Two parents of children aged seven and three years old who were using the app when the ads appeared, and they complained to the Advertising Standards Authority. The parents said that the ads "inappropriately and irresponsibly placed" in a game likely to be played by children. The ASA ruling stated that there was no evidence to suggest the ad had been maliciously placed. Despite this not being the first time this company Outfit7 Ltd, which runs the app, has had sexually explicit ads placed in kids apps. In June this year they were reported because an ad for Ewank.com showed an image of seven naked women involved in sexual activity appeared in their app.

Responding to the complaint Outfit7 Ltd, who operated the “My Talking Tom” app, said although their apps were not directed at children, they strove to be family friendly and had a number of advertising restrictions in place, which formed part of their agreements with ad partners. Those restrictions defined what content was prohibited from being displayed in their apps and any breach could result in an immediate termination of the agreement with an advertiser. Plymouth Associates, the owner of Affairalert.com, claimed they had no role in placing the ad and believed a malicious third party may have been involved. They stressed that they would never intentionally allow an ad to appear in a place children could view it.

So there you have it, kids, people who place ads don't know how they end up where they do, and people who have ad media don't know how the ads that appear there arrive. Little wonder then, that people are ad blocking on device level to ensure they don't fill their screens with malware, possible porn, and whatever else.
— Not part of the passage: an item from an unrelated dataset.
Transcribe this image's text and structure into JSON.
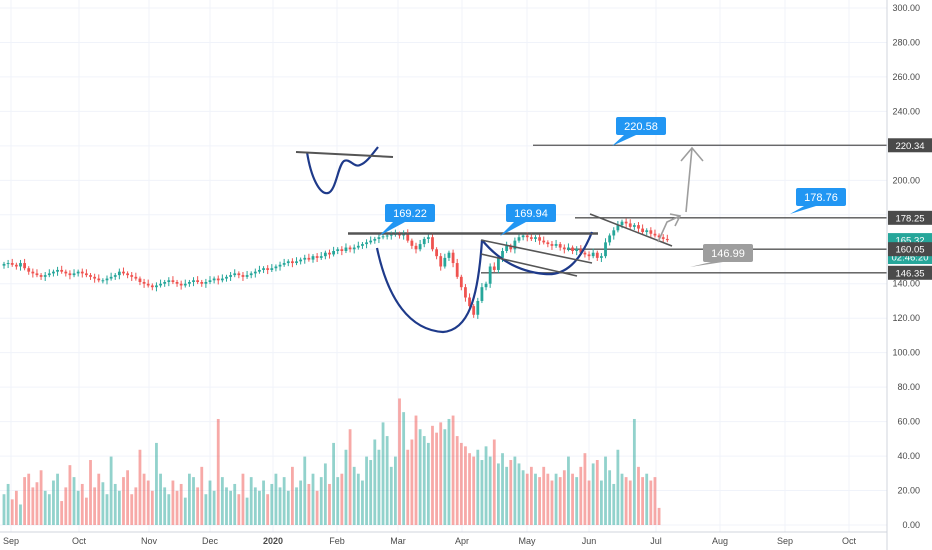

The ads on Googles Android platform can contain sex and nudity, heck the Google Adsense network has even served abusive porn ads on a national newspaper, but Google Adsense banned Adland for showing lingerie advertising. Then they unbanned us, and I wrote "despite the many bare bottoms in advertising", which basically ensured they'd ban us again. Which they did.

Meanwhile, your two year old sees hookup ads on their My Talking Tom game, available at the Google Play store, and nobody is responsible for it. Welcome to the brave new world of passing the buck.

The ASA concluded that Plymouth Associates must ensure their ads were targeted appropriately and did not appear in apps that were played by children in future. Good luck with that!